I’ve spent my fair of time shivering in the cold over the past 20 years as a track coach. Saturday at Monmouth promises to be another doozy of a cold-weather day with the forecast high a balmy 38, no doubt with a stiff breeze.
But my cold-weather practice and meet misery pales in comparison to Terry Horton, our fine assistant coach and longtime legendary coach at nearby Arlington High School.
Athletes and others that think I’m “old school” when I make reference to long-ago meets that I was coaching at in the early 1990s (when most of you on the team were BORN) should talk to Terry. He was “old school” before I was “new school.” Whatever that means. Bottom line: Terry has more than 40 years of track coaching and track officiating experience.
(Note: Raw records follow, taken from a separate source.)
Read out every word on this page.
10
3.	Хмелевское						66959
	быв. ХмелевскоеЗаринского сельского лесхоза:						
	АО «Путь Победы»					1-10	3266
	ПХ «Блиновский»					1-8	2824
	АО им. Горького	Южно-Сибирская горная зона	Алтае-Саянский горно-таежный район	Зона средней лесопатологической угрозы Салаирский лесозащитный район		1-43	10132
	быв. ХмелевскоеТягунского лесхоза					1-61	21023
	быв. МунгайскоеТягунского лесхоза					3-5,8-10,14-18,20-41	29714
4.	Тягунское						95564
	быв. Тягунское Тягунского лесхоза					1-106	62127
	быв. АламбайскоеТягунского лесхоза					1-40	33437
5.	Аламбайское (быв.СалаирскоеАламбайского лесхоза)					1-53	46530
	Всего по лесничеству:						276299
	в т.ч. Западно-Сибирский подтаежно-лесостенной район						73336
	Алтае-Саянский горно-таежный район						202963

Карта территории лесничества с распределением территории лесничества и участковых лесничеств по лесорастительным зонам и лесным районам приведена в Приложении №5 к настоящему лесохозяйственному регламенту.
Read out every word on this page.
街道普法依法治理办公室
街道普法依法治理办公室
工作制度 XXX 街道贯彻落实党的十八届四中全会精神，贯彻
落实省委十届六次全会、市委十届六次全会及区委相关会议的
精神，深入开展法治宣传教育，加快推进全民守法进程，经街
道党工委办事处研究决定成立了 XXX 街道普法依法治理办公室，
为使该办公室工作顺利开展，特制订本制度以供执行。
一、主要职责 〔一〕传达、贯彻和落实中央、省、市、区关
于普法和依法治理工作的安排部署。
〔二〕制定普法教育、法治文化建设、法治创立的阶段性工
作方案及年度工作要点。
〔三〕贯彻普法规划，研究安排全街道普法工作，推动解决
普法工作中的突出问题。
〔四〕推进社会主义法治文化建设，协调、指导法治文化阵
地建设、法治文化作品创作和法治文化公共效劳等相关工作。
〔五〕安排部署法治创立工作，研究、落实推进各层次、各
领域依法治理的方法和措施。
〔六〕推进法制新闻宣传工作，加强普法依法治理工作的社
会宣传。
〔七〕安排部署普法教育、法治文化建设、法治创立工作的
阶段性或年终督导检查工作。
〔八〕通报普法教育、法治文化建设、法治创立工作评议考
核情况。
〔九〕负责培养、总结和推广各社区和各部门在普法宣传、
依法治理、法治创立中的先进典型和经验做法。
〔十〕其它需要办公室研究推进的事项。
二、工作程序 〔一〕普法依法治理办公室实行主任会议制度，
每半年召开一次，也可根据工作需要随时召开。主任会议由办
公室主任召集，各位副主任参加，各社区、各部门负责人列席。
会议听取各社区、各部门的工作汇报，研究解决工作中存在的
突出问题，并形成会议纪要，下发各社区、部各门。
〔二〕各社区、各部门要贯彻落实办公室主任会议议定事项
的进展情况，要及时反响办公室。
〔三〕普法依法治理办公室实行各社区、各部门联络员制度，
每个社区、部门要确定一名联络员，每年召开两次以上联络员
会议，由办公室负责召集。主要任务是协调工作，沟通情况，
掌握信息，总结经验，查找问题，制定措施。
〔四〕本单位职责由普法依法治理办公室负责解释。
That translates into literally hundreds of days out in fairly miserable weather.
Yesterday out at Vassar, as my outer extremities slowly began to lose feeling and our athletes were warming up in preparation for their workouts, Terry was regaling me with stories of winter track practices and meets – YES, MEETS! – in the parking lot of Arlington High School. Early in my reporting days at Dutchess County’s Finest Daily Newspaper, I vaguely recall a parking lot track meet locally called the “Polar Bear Relays.” Nice.
Terry was telling me about a long ago Coaches and Officials Meet in the Arlington parking lot. It was so cold, snowy and icy that Terry was out there shoveling snow and chopping ice along the “track” to keep the meet moving along. The “coaches and officials”? Terry said it was all he could do to keep them outside to get the meet moving along. As I most certainly would have back then (and now), those coaches and officials were often scurrying inside for warmth and probably a hot cup of coffee.
So, no matter how cold and miserable I complain about being, it’s heartening (sort of) to know that Terry has been cold and miserable in bad weather twice as long as I have. And probably complaining about it half as much as I do.